Jul 11 07:38:22 dev certbot[5248]: Renewal configuration file /etc/letsencrypt/renewal/dev.newbanking.com.conf (cert: dev.newbanking.com) produced an unexpected error: 'Namespace' object has no attribute 'dns_cloudflare_credentials'. Skipping.
Jul 11 07:38:22 dev certbot[5248]: 0 renew failure(s), 1 parse failure(s)
Jul 11 07:38:22 dev systemd[1]: certbot.service: Main process exited, code=exited, status=1/FAILURE
Jul 11 07:38:22 dev systemd[1]: Failed to start Certbot.
Jul 11 07:38:22 dev systemd[1]: certbot.service: Unit entered failed state.
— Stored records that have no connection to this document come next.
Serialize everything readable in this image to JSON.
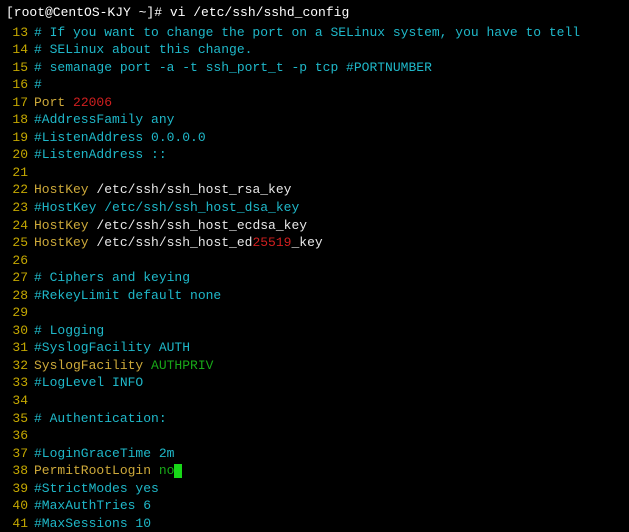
{
  "prompt": "[root@CentOS-KJY ~]# vi /etc/ssh/sshd_config",
  "lines": [
    {
      "num": 13,
      "segs": [
        {
          "c": "cyan",
          "t": "# If you want to change the port on a SELinux system, you have to tell"
        }
      ]
    },
    {
      "num": 14,
      "segs": [
        {
          "c": "cyan",
          "t": "# SELinux about this change."
        }
      ]
    },
    {
      "num": 15,
      "segs": [
        {
          "c": "cyan",
          "t": "# semanage port -a -t ssh_port_t -p tcp #PORTNUMBER"
        }
      ]
    },
    {
      "num": 16,
      "segs": [
        {
          "c": "cyan",
          "t": "#"
        }
      ]
    },
    {
      "num": 17,
      "segs": [
        {
          "c": "yellow",
          "t": "Port "
        },
        {
          "c": "red",
          "t": "22006"
        }
      ]
    },
    {
      "num": 18,
      "segs": [
        {
          "c": "cyan",
          "t": "#AddressFamily any"
        }
      ]
    },
    {
      "num": 19,
      "segs": [
        {
          "c": "cyan",
          "t": "#ListenAddress 0.0.0.0"
        }
      ]
    },
    {
      "num": 20,
      "segs": [
        {
          "c": "cyan",
          "t": "#ListenAddress ::"
        }
      ]
    },
    {
      "num": 21,
      "segs": []
    },
    {
      "num": 22,
      "segs": [
        {
          "c": "yellow",
          "t": "HostKey "
        },
        {
          "c": "white",
          "t": "/etc/ssh/ssh_host_rsa_key"
        }
      ]
    },
    {
      "num": 23,
      "segs": [
        {
          "c": "cyan",
          "t": "#HostKey /etc/ssh/ssh_host_dsa_key"
        }
      ]
    },
    {
      "num": 24,
      "segs": [
        {
          "c": "yellow",
          "t": "HostKey "
        },
        {
          "c": "white",
          "t": "/etc/ssh/ssh_host_ecdsa_key"
        }
      ]
    },
    {
      "num": 25,
      "segs": [
        {
          "c": "yellow",
          "t": "HostKey "
        },
        {
          "c": "white",
          "t": "/etc/ssh/ssh_host_ed"
        },
        {
          "c": "red",
          "t": "25519"
        },
        {
          "c": "white",
          "t": "_key"
        }
      ]
    },
    {
      "num": 26,
      "segs": []
    },
    {
      "num": 27,
      "segs": [
        {
          "c": "cyan",
          "t": "# Ciphers and keying"
        }
      ]
    },
    {
      "num": 28,
      "segs": [
        {
          "c": "cyan",
          "t": "#RekeyLimit default none"
        }
      ]
    },
    {
      "num": 29,
      "segs": []
    },
    {
      "num": 30,
      "segs": [
        {
          "c": "cyan",
          "t": "# Logging"
        }
      ]
    },
    {
      "num": 31,
      "segs": [
        {
          "c": "cyan",
          "t": "#SyslogFacility AUTH"
        }
      ]
    },
    {
      "num": 32,
      "segs": [
        {
          "c": "yellow",
          "t": "SyslogFacility "
        },
        {
          "c": "green",
          "t": "AUTHPRIV"
        }
      ]
    },
    {
      "num": 33,
      "segs": [
        {
          "c": "cyan",
          "t": "#LogLevel INFO"
        }
      ]
    },
    {
      "num": 34,
      "segs": []
    },
    {
      "num": 35,
      "segs": [
        {
          "c": "cyan",
          "t": "# Authentication:"
        }
      ]
    },
    {
      "num": 36,
      "segs": []
    },
    {
      "num": 37,
      "segs": [
        {
          "c": "cyan",
          "t": "#LoginGraceTime 2m"
        }
      ]
    },
    {
      "num": 38,
      "segs": [
        {
          "c": "yellow",
          "t": "PermitRootLogin "
        },
        {
          "c": "green",
          "t": "no"
        },
        {
          "cursor": true
        }
      ]
    },
    {
      "num": 39,
      "segs": [
        {
          "c": "cyan",
          "t": "#StrictModes yes"
        }
      ]
    },
    {
      "num": 40,
      "segs": [
        {
          "c": "cyan",
          "t": "#MaxAuthTries 6"
        }
      ]
    },
    {
      "num": 41,
      "segs": [
        {
          "c": "cyan",
          "t": "#MaxSessions 10"
        }
      ]
    }
  ]
}
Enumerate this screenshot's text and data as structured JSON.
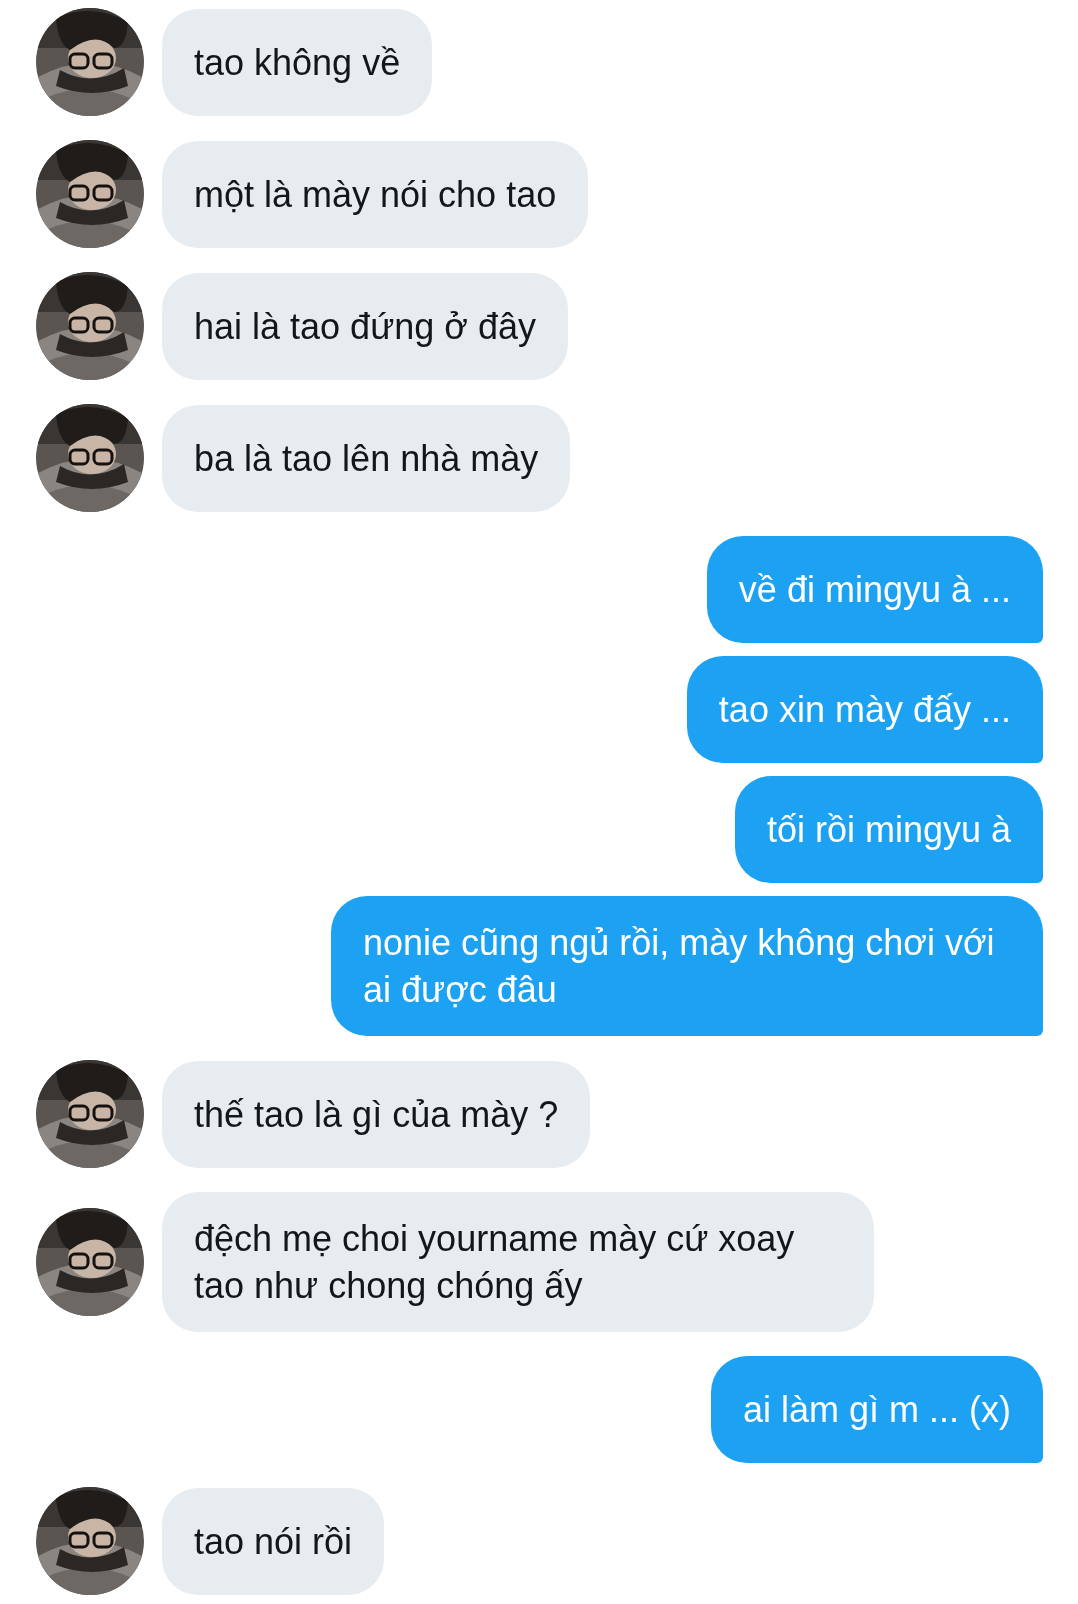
{
  "messages": [
    {
      "kind": "received",
      "text": "tao không về"
    },
    {
      "kind": "received",
      "text": "một là mày nói cho tao"
    },
    {
      "kind": "received",
      "text": "hai là tao đứng ở đây"
    },
    {
      "kind": "received",
      "text": "ba là tao lên nhà mày"
    },
    {
      "kind": "sent",
      "text": "về đi mingyu à ..."
    },
    {
      "kind": "sent",
      "text": "tao xin mày đấy ..."
    },
    {
      "kind": "sent",
      "text": "tối rồi mingyu à"
    },
    {
      "kind": "sent",
      "text": "nonie cũng ngủ rồi, mày không chơi với ai được đâu"
    },
    {
      "kind": "received",
      "text": "thế tao là gì của mày ?"
    },
    {
      "kind": "received",
      "text": "đệch mẹ choi yourname mày cứ xoay tao như chong chóng ấy"
    },
    {
      "kind": "sent",
      "text": "ai làm gì m ... (x)"
    },
    {
      "kind": "received",
      "text": "tao nói rồi"
    }
  ]
}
Jul 11 07:38:22 dev systemd[1]: certbot.service: Failed with result 'exit-code'.
Good to know how to trigger the certbot timer process! With this, it seems that replacing /usr/bin/certbot with a symlink to /usr/local/bin/certbot actually solves the problem: When I now run "systemctl start certbot.service" to trigger the process, it reports the following in /var/log/syslog:
Jul 11 07:46:20 dev systemd[1]: Starting Certbot...
Jul 11 07:46:21 dev systemd[1]: Started Certbot.
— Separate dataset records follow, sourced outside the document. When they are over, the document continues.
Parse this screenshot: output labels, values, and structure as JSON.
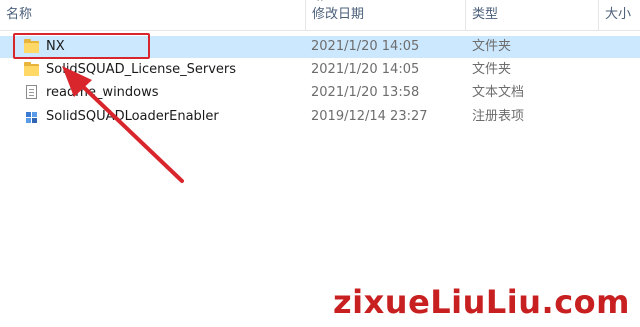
{
  "columns": {
    "name": "名称",
    "date": "修改日期",
    "type": "类型",
    "size": "大小"
  },
  "sort_indicator": "^",
  "files": [
    {
      "name": "NX",
      "date": "2021/1/20 14:05",
      "type": "文件夹",
      "icon": "folder-icon",
      "selected": true
    },
    {
      "name": "SolidSQUAD_License_Servers",
      "date": "2021/1/20 14:05",
      "type": "文件夹",
      "icon": "folder-icon",
      "selected": false
    },
    {
      "name": "readme_windows",
      "date": "2021/1/20 13:58",
      "type": "文本文档",
      "icon": "text-document-icon",
      "selected": false
    },
    {
      "name": "SolidSQUADLoaderEnabler",
      "date": "2019/12/14 23:27",
      "type": "注册表项",
      "icon": "registry-file-icon",
      "selected": false
    }
  ],
  "annotation": {
    "color": "#d9262c"
  },
  "colors": {
    "selection": "#cce8ff",
    "folder": "#ffd866",
    "watermark": "#c81f21"
  },
  "watermark": "zixueLiuLiu.com"
}
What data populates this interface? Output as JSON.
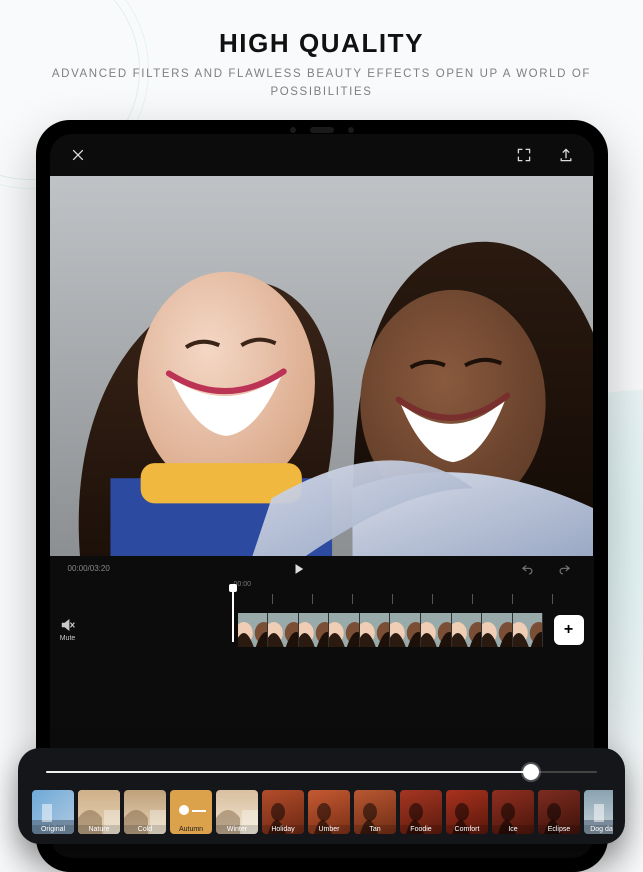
{
  "headline": "HIGH QUALITY",
  "subhead": "ADVANCED FILTERS AND FLAWLESS BEAUTY EFFECTS OPEN UP A WORLD OF POSSIBILITIES",
  "editor": {
    "timecode": "00:00/03:20",
    "ruler_start": "00:00",
    "mute_label": "Mute",
    "add_clip_glyph": "+"
  },
  "slider": {
    "percent": 88
  },
  "filters": [
    {
      "name": "Original",
      "bg": "linear-gradient(135deg,#6da9d8 0%,#b0c9e0 100%)",
      "selected": false
    },
    {
      "name": "Nature",
      "bg": "linear-gradient(#cfb18a,#e4d3b6)",
      "selected": true
    },
    {
      "name": "Cold",
      "bg": "linear-gradient(#bfa17a,#e6d5b9)",
      "selected": false
    },
    {
      "name": "Autumn",
      "bg": "#dca24b",
      "selected": false,
      "icon": true
    },
    {
      "name": "Winter",
      "bg": "linear-gradient(#d9c0a0,#efe3cf)",
      "selected": false
    },
    {
      "name": "Holiday",
      "bg": "linear-gradient(160deg,#b24d2b,#6c2713)",
      "selected": false
    },
    {
      "name": "Umber",
      "bg": "linear-gradient(160deg,#c55a32,#7a2f16)",
      "selected": false
    },
    {
      "name": "Tan",
      "bg": "linear-gradient(160deg,#b95832,#6f2c14)",
      "selected": false
    },
    {
      "name": "Foodie",
      "bg": "linear-gradient(160deg,#a53622,#5c1a0d)",
      "selected": false
    },
    {
      "name": "Comfort",
      "bg": "linear-gradient(160deg,#a8321e,#5a170b)",
      "selected": false
    },
    {
      "name": "Ice",
      "bg": "linear-gradient(160deg,#8f2f21,#4b150a)",
      "selected": false
    },
    {
      "name": "Eclipse",
      "bg": "linear-gradient(160deg,#7d2c20,#3f120a)",
      "selected": false
    },
    {
      "name": "Dog days",
      "bg": "linear-gradient(#8aa2b0,#c6d3da)",
      "selected": false
    }
  ]
}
But... this solution is a hack. Probably the "right" long-term solution would be to uninstall both versions (which are quite old, I think), then re-install the latest version of certbot, then configure that to use dns-cloudflare plugin, and then re-install my certificates. (Not sure if my skills are up to the task of properly purging the old versions and installing the latest version, though.)
Weird. I would 100% double-check that you have python3-certbot-dns-cloudflare installed from apt.
But yeah, running only the package from the PPA is the best course of action. Running the one from pip can end up with weird breakages if apt and pip fight over package versions.